FEDS ALSO USING 'REVERSE WARRANTS' TO GATHER LOCATION/IDENTIFYING INFO ON THOUSANDS OF NON-SUSPECTS

Feds Also Using 'Reverse Warrants' To Gather Location/Identifying Info On Thousands Of Non-Suspects Because nearly everyone carries a tracking device on their person these days, it's become a whole lot easier for the government to find out where everybody's been. It's Tin Eye but for people, and it appears to be a new go-to tool for law enforcement. What used to be officers canvassing the area where a crime took place is now a warrant sent to Google to obtain location data and identifying info for all people and devices in the area.

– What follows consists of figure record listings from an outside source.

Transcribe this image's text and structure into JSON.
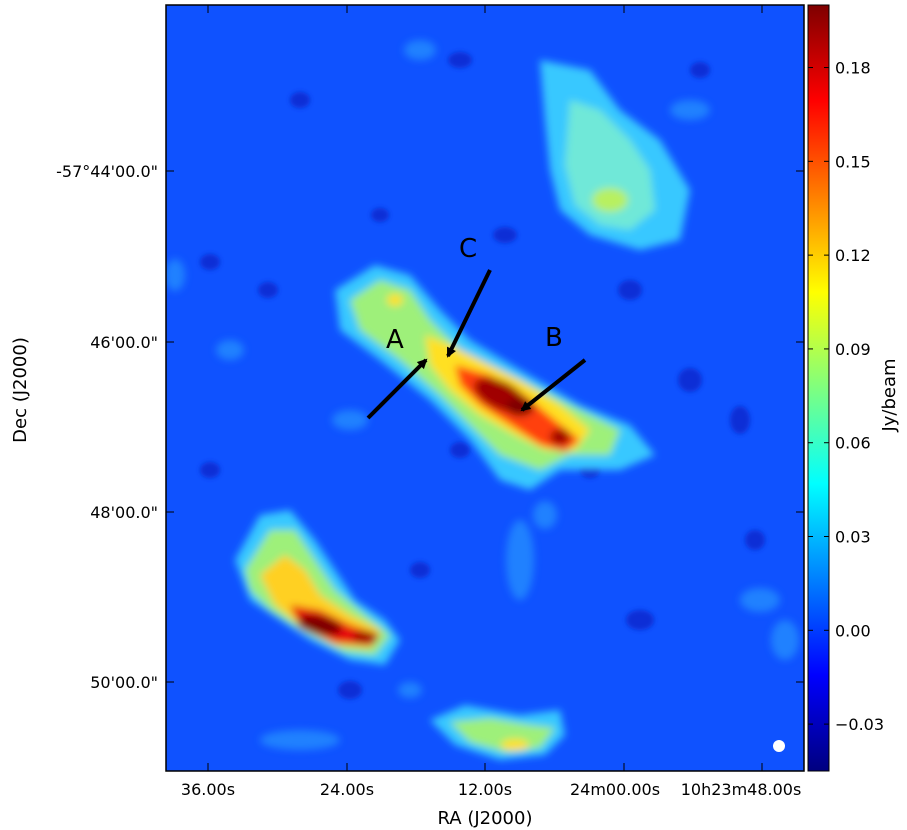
{
  "chart_data": {
    "type": "heatmap",
    "title": "",
    "xlabel": "RA (J2000)",
    "ylabel": "Dec (J2000)",
    "colorbar_label": "Jy/beam",
    "colormap": "jet",
    "colorbar_range": [
      -0.045,
      0.2
    ],
    "x_ticks": [
      "36.00s",
      "24.00s",
      "12.00s",
      "24m00.00s",
      "10h23m48.00s"
    ],
    "y_ticks": [
      "-57°44'00.0\"",
      "46'00.0\"",
      "48'00.0\"",
      "50'00.0\""
    ],
    "colorbar_ticks": [
      {
        "value": 0.18,
        "label": "0.18"
      },
      {
        "value": 0.15,
        "label": "0.15"
      },
      {
        "value": 0.12,
        "label": "0.12"
      },
      {
        "value": 0.09,
        "label": "0.09"
      },
      {
        "value": 0.06,
        "label": "0.06"
      },
      {
        "value": 0.03,
        "label": "0.03"
      },
      {
        "value": 0.0,
        "label": "0.00"
      },
      {
        "value": -0.03,
        "label": "−0.03"
      }
    ],
    "annotations": [
      {
        "label": "A"
      },
      {
        "label": "B"
      },
      {
        "label": "C"
      }
    ],
    "grid": false,
    "beam_marker": "white-dot"
  }
}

These so-called "reverse warrants" first started coming to light earlier this year. The Raleigh Police Department (NC) was serving warrants to Google in hopes of figuring out who to suspect of committing crimes, rather than having a suspect in mind and working forward from there. The warrants were of the "general" variety, guaranteed to give the RPD location/identifying info of hundreds of non-suspects who just happened to be in the area. There's some evidence Google has pushed back against these warrants, but it hasn't been enough to deter law enforcement from continuing to use Google as one-stop shopping to bulk location/identifying info.

This practice isn't limited to the local boys. Thomas Brewster of Forbes has obtained a warrant[PDF] showing the FBI is doing the same thing.